Lorsque l’on s’attaque au mythe qu’est devenu Edgar Morin et que l’on ose interroger de façon critique sa pensée, on nous explique que l’on a rien compris au génie de son jus de crâne et que l’on est pas assez instruit ou intelligent pour en saisir la subtilité et la complexité.
« Complexité », le mot est lâché.
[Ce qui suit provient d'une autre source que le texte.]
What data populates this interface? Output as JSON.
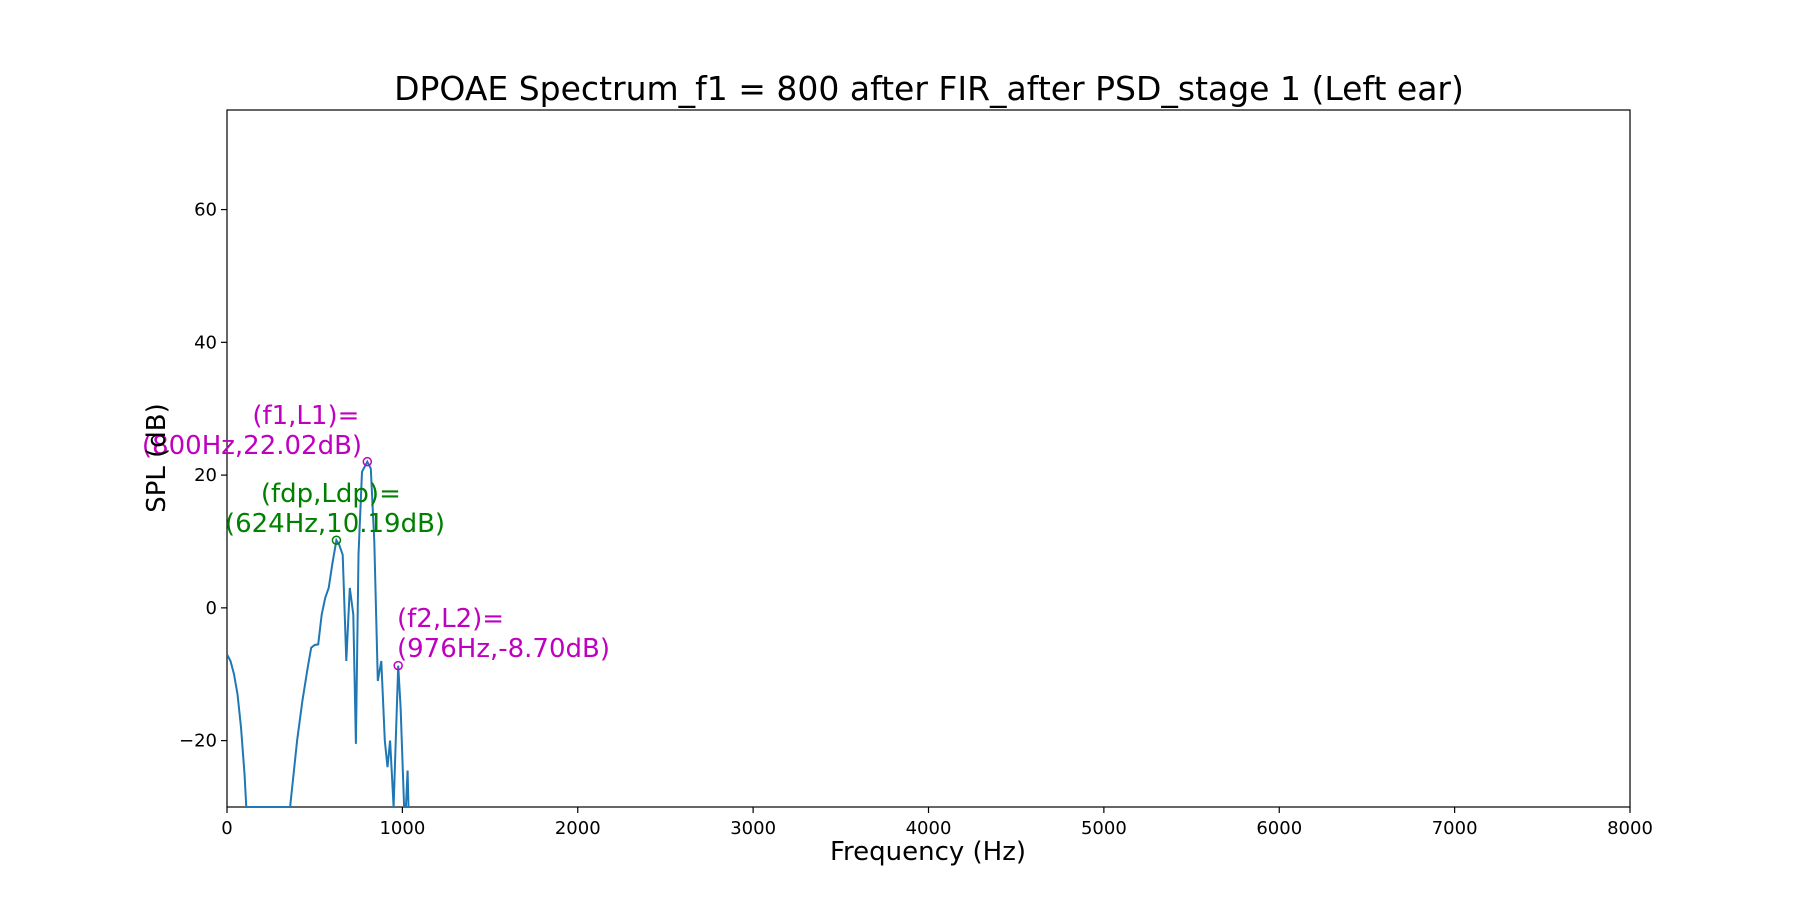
{
  "chart_data": {
    "type": "line",
    "title": "DPOAE Spectrum_f1 = 800 after FIR_after PSD_stage 1 (Left ear)",
    "xlabel": "Frequency (Hz)",
    "ylabel": "SPL (dB)",
    "xlim": [
      0,
      8000
    ],
    "ylim": [
      -30,
      75
    ],
    "x_ticks": [
      0,
      1000,
      2000,
      3000,
      4000,
      5000,
      6000,
      7000,
      8000
    ],
    "x_tick_labels": [
      "0",
      "1000",
      "2000",
      "3000",
      "4000",
      "5000",
      "6000",
      "7000",
      "8000"
    ],
    "y_ticks": [
      -20,
      0,
      20,
      40,
      60
    ],
    "y_tick_labels": [
      "−20",
      "0",
      "20",
      "40",
      "60"
    ],
    "grid": false,
    "series": [
      {
        "color": "#1f77b4",
        "points": [
          [
            0,
            -7
          ],
          [
            20,
            -8
          ],
          [
            40,
            -10
          ],
          [
            60,
            -13
          ],
          [
            80,
            -18
          ],
          [
            100,
            -25
          ],
          [
            110,
            -30
          ],
          [
            360,
            -30
          ],
          [
            380,
            -25
          ],
          [
            400,
            -20
          ],
          [
            430,
            -14
          ],
          [
            460,
            -9
          ],
          [
            480,
            -6
          ],
          [
            500,
            -5.6
          ],
          [
            520,
            -5.5
          ],
          [
            540,
            -1
          ],
          [
            560,
            1.5
          ],
          [
            580,
            3
          ],
          [
            600,
            6.5
          ],
          [
            624,
            10.19
          ],
          [
            640,
            9.5
          ],
          [
            660,
            8
          ],
          [
            680,
            -8
          ],
          [
            700,
            3
          ],
          [
            720,
            -1
          ],
          [
            735,
            -20.5
          ],
          [
            750,
            8
          ],
          [
            770,
            20.5
          ],
          [
            800,
            22.02
          ],
          [
            820,
            21
          ],
          [
            840,
            10
          ],
          [
            860,
            -11
          ],
          [
            880,
            -8
          ],
          [
            900,
            -20
          ],
          [
            915,
            -24
          ],
          [
            930,
            -20
          ],
          [
            950,
            -30
          ],
          [
            976,
            -8.7
          ],
          [
            990,
            -15
          ],
          [
            1010,
            -30
          ],
          [
            1020,
            -30
          ],
          [
            1030,
            -24.5
          ],
          [
            1035,
            -30
          ]
        ]
      }
    ],
    "markers": [
      {
        "x": 800,
        "y": 22.02,
        "color": "#bf00bf"
      },
      {
        "x": 624,
        "y": 10.19,
        "color": "#008000"
      },
      {
        "x": 976,
        "y": -8.7,
        "color": "#bf00bf"
      }
    ],
    "annotations": [
      {
        "line1": "(f1,L1)=",
        "line2": "(800Hz,22.02dB)",
        "color": "#bf00bf"
      },
      {
        "line1": "(fdp,Ldp)=",
        "line2": "(624Hz,10.19dB)",
        "color": "#008000"
      },
      {
        "line1": "(f2,L2)=",
        "line2": "(976Hz,-8.70dB)",
        "color": "#bf00bf"
      }
    ]
  }
}
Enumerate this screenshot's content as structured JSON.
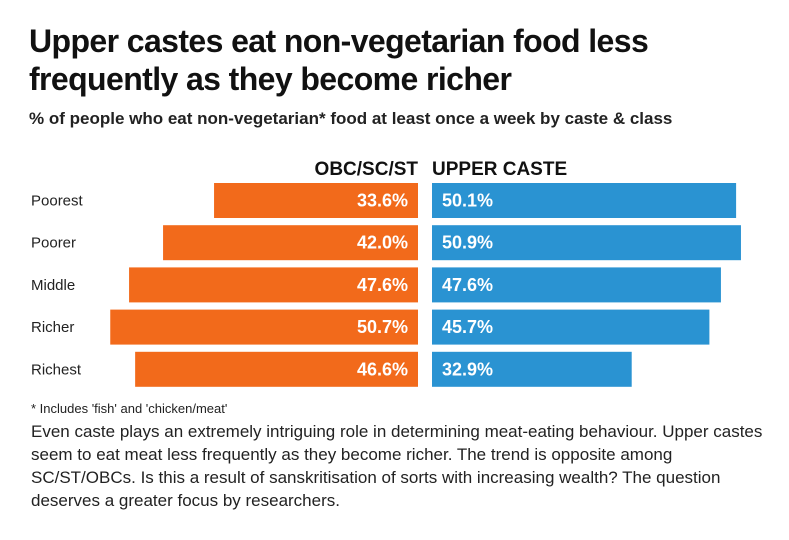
{
  "title": "Upper castes eat non-vegetarian food less frequently as they become richer",
  "subtitle": "% of people who eat non-vegetarian* food at least once a week by caste & class",
  "colors": {
    "obc": "#f26a1b",
    "upper": "#2a93d2",
    "label": "#ffffff"
  },
  "chart_data": {
    "type": "bar",
    "orientation": "horizontal-butterfly",
    "categories": [
      "Poorest",
      "Poorer",
      "Middle",
      "Richer",
      "Richest"
    ],
    "series": [
      {
        "name": "OBC/SC/ST",
        "values": [
          33.6,
          42.0,
          47.6,
          50.7,
          46.6
        ],
        "labels": [
          "33.6%",
          "42.0%",
          "47.6%",
          "50.7%",
          "46.6%"
        ]
      },
      {
        "name": "UPPER CASTE",
        "values": [
          50.1,
          50.9,
          47.6,
          45.7,
          32.9
        ],
        "labels": [
          "50.1%",
          "50.9%",
          "47.6%",
          "45.7%",
          "32.9%"
        ]
      }
    ],
    "unit": "%"
  },
  "footnote": "* Includes 'fish' and 'chicken/meat'",
  "body_text": "Even caste plays an extremely intriguing role in determining meat-eating behaviour. Upper castes seem to eat meat less frequently as they become richer. The trend is opposite among SC/ST/OBCs. Is this a result of sanskritisation of sorts with increasing wealth? The question deserves a greater focus by researchers."
}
Voilà ce qui est censé être la contribution exceptionnelle de Morin à la sociologie, à l’économie, à la politique, à l’environnement, à la spiritualité et à l’élevage des escargots, car, oui, la pensée de Morin s’applique à tout !
Présenté comme le « manuscrit perdu » (zut, il a été retrouvé), le dernier ouvrage en date de Morin publié en 2024 chez Actes Sud nous est présenté comme « un creuset d’idées primitives » (p. 9) des quatre derniers volumes de sa Méthode. Bonne nouvelle pour les paresseux, ou les raisonnables (ce qui n’est pas mon cas) : plus besoin de s’enfiler la Méthode intégralement dans le citron, la lecture de cet ouvrage est un parfait résumé de cette oeuvre. Décortiquons.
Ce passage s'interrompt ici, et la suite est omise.